Ремонтироваться пришлось в Москве.
Она встретила их не трескучим морозцем, а слякотью. Даже небо, обычно раскрашенное дымными хвостами из заводских труб, было серым. Конец января выдался в тот год каким-то необычным. Зима словно раздумала злобствовать – она то подмораживала природу, засыпая город негустым снегом, то превращала его в холодные ручьи, наполняя улицы промозглым туманом.
В такой вот туман «Степан Разин»» и приткнулся к причальной мачте тушинского аэродрома. На поле их уже ждали специалисты ГИРДа во главе с товарищем Цандером, лично примчавшимся возглавить ремонтные работы.
Дёготь и Малюков проследили, как орава специалистов оттранспортировала «Иосифа Сталина» в ангар на краю поля и отправились в Особый отдел.
Товарищ из Особого отдела внимательно выслушал их, задал несколько формальных вопросов и отпустил минут через десять. Уже на крыльце, пораженный быстротой событий, Федосей сплюнул.
– Тьфу! Разве это дознание? Ни одного вопроса толкового не задал.
Дёготь пожал плечами.
– Разберутся.
– Да тут же предательство явное! – рубанул воздух Малюков. – Ежу ж ясно, что в пять минут в одном месте броневики не собрать. Предательство на самом верху!
Они все-таки сошли с крыльца, чтоб не мешать выходящим.
– Мне кажется, что именно поэтому нас и не расспрашивали, что сами все понимают. Наверняка кто-то из немцев постарался. Только что ж они тогда так не аккуратно-то? Времени, что ли не было?
Шагов через двадцать, словно сведя размышления к конкретному выводу, Деготь выдал мысль.
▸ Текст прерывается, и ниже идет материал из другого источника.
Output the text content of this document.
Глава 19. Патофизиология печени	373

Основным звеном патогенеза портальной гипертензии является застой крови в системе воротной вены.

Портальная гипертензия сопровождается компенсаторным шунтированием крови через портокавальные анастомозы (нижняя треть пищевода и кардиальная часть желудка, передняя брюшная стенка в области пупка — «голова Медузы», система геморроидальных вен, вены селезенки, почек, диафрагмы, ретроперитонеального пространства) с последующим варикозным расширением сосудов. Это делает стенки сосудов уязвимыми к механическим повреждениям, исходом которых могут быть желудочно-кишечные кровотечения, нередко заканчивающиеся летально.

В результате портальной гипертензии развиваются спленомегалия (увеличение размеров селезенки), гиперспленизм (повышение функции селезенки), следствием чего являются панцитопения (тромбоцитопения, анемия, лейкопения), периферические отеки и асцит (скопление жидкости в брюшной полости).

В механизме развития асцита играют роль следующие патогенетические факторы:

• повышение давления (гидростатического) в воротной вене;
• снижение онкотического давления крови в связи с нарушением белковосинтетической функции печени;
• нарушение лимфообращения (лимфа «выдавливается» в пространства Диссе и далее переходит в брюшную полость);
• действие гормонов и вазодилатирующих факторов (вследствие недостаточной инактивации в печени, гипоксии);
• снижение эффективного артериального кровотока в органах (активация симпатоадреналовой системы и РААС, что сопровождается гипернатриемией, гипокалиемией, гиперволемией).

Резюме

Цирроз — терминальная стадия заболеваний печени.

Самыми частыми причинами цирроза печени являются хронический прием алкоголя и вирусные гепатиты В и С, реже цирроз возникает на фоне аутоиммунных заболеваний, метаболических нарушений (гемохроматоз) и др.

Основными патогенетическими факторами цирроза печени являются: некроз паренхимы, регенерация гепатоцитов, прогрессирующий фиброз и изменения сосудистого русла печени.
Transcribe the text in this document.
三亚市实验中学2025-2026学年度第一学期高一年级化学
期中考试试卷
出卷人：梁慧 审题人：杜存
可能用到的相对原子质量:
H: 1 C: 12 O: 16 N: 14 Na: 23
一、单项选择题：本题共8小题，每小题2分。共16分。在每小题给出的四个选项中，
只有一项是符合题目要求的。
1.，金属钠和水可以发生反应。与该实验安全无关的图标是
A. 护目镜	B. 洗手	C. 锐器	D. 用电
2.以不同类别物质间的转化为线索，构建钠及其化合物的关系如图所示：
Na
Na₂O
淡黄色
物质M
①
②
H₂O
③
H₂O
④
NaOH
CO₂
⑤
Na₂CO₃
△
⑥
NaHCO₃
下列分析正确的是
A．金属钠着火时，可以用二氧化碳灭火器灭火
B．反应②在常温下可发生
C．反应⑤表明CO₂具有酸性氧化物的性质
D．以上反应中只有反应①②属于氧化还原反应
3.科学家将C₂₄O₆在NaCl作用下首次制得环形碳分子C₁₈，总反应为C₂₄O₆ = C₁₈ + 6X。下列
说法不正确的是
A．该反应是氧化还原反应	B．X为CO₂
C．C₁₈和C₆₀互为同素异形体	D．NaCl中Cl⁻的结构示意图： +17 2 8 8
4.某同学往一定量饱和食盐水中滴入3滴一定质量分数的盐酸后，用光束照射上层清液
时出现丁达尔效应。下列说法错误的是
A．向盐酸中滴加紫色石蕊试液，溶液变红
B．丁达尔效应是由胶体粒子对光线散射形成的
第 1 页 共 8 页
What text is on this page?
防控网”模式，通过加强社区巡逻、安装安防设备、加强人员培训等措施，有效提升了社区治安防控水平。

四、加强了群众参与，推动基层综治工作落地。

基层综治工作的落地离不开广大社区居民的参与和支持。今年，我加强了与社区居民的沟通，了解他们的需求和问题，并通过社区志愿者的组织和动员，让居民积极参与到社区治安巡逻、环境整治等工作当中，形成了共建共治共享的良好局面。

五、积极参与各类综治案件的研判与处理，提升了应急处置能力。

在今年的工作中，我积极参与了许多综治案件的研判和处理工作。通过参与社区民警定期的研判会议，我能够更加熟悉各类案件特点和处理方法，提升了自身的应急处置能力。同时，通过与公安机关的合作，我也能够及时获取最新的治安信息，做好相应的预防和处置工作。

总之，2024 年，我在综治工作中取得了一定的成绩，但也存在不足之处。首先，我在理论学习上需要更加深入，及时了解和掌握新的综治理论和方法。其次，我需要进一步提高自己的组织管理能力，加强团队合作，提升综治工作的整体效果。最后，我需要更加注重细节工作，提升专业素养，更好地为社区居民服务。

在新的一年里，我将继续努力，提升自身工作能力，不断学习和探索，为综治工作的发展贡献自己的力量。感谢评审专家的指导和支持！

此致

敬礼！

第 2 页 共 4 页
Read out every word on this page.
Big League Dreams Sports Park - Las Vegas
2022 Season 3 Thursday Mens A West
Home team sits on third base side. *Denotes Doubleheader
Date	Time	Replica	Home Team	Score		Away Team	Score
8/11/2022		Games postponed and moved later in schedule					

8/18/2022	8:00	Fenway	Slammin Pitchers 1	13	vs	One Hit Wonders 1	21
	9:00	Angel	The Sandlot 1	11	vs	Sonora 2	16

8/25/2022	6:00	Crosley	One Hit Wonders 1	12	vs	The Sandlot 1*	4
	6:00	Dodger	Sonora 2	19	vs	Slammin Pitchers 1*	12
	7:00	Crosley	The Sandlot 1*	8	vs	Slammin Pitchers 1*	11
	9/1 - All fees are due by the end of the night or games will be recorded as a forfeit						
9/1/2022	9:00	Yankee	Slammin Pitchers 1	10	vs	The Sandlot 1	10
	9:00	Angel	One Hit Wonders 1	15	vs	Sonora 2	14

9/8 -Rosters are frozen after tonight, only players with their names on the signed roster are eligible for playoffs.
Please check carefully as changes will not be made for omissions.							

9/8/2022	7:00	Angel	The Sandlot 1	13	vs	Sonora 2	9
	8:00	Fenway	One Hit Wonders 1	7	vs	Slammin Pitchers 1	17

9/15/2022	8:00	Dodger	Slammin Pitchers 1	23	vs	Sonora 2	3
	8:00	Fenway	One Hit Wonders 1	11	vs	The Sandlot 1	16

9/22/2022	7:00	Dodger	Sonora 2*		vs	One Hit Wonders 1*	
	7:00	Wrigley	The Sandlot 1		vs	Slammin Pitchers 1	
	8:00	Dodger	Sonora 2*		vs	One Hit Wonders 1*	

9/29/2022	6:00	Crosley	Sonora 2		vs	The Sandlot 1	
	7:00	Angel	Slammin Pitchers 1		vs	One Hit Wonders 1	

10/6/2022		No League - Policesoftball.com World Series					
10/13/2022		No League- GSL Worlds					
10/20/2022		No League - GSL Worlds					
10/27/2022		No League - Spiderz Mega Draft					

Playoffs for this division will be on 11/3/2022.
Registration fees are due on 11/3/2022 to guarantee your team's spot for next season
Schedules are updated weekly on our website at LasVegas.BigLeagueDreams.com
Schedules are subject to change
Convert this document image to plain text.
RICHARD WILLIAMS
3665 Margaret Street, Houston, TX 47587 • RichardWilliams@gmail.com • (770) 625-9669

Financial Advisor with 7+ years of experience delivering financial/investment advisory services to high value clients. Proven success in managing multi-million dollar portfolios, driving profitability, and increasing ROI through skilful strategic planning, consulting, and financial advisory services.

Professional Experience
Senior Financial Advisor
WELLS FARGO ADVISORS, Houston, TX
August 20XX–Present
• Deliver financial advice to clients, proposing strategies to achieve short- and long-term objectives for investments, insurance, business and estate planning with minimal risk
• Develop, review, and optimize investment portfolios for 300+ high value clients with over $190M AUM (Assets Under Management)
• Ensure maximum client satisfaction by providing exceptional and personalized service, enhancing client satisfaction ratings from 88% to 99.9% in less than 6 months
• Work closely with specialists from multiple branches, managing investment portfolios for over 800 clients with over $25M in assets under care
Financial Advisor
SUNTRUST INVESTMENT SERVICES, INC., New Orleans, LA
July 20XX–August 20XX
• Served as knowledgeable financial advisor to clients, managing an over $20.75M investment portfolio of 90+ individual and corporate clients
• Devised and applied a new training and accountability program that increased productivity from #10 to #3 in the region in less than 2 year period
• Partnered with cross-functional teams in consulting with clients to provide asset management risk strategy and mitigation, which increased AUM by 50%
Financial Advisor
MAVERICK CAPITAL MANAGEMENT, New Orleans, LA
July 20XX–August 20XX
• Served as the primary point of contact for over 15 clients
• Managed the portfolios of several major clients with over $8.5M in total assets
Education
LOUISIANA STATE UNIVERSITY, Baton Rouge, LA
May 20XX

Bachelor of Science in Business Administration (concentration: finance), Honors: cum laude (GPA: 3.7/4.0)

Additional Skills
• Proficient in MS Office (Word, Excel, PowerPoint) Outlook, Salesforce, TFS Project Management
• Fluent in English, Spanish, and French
– Похоже, что прав Ульрих Федорович.
Федосей посмотрел вопросительно.
– Насчет лунного золота. Зашевелились империалисты. Видно дела у них с транспортом не ладятся и хотели они наш корабль получить.
Деготь посмотрел с удивлением.
– Так ведь и у нас не все в порядке. Дюзы…
– А кто им об этом скажет?
СССР. Свердловская пусковая площадка.
Февраль 1931 года.
Ощущение радости от своей простой и понятной жизни, основой которой были труд и радость созидания,
для профессора пропадало все чаще и чаще. Ежеутренне бреясь, он в такие дни разглядывая лицо в зеркале, ловил себя на мысли, что из-за амальгированного стекла на него смотрит совершенно чужой человек – более счастливый, более уверенный в себе, более успешный.
Началось все с малого, но на протяжении нескольких недель это ощущение чужеродности нарастало снежным комом, толкая на поход к доктору. Он держался, надеясь побороть хандру, объясняя её переутомлением, и тысячью других причин и оказался прав.